Virgin America announces first full year profit

Virgin America has reported its financial results for the full year 2013, featuring a net income for the whole of 2013 of $10.1 million, a positive swing of $155.5 million from a loss of $145.4 million in 2012.

This made 2013 Virgin America's first full year of profitability. The result was based on operating revenue for the year of $1.425 billion, a $92 million increase and 6.9% improvement over 2012.

Total RASM (revenue per available seat mile) increased 9.3% over 2012, to 11.64 cents. This was the highest year-over-year percentage increase in RASM of all major US airlines in 2013.

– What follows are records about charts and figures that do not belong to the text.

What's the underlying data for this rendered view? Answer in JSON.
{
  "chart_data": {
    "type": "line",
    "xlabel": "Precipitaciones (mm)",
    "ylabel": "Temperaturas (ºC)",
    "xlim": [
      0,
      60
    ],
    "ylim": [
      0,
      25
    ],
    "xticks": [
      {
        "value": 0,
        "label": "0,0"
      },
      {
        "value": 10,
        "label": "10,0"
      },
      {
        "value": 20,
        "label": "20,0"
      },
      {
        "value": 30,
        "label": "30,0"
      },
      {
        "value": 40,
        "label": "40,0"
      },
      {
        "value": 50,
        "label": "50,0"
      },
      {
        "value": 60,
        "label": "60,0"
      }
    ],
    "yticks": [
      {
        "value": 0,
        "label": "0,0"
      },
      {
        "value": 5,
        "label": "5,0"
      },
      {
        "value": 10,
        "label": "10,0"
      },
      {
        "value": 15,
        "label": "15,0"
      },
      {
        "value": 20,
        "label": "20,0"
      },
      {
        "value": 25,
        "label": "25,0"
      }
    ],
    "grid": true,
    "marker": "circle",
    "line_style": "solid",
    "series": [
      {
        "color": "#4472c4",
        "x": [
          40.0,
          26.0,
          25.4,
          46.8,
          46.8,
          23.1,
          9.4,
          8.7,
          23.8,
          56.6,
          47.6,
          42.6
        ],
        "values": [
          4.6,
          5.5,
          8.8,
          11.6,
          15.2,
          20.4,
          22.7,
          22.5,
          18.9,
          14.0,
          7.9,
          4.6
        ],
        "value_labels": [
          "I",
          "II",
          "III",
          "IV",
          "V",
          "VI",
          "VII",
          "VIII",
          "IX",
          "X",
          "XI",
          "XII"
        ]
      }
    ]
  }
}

CASM (cost per available seat mile) excluding fuel costs increased 3.3%, to 6.83 cents. The airline says this “modest increase” was largely driven by its network changes that reduced aircraft utilisation by 6.7%. Total CASM increased by 0.5% to 10.96 cents.

Operating income was $80.9 million, compared with an operating loss of $31.7 million in 2012, an increase of $112.6 million. The 2013 operating margin was 5.7%, an increase of 8.1 percentage points over 2012.

Virgin America completed a debt restructuring in May 2013, eliminating more than $300 million of debt and accrued interest and reducing interest rates on a majority of the remaining debt.

David Cush, Virgin America's president and chief executive officer, commented, “2013 was a year of tremendous progress. We continued to reach more customers in more markets and now have a network presence from San Francisco and Los Angeles to most of the primary business centres in the US. Staying focused on creating a significantly better travel experience for customers and capitalising on our strong route network helped us achieve 9.3% unit revenue growth. Revenue per available seat mile (RASM) is a critical measure of success, and our impressive performance in this area, coupled with our efficient cost structure and improvements to our capital structure, led to three consecutive profitable quarters and our first full year of net income.”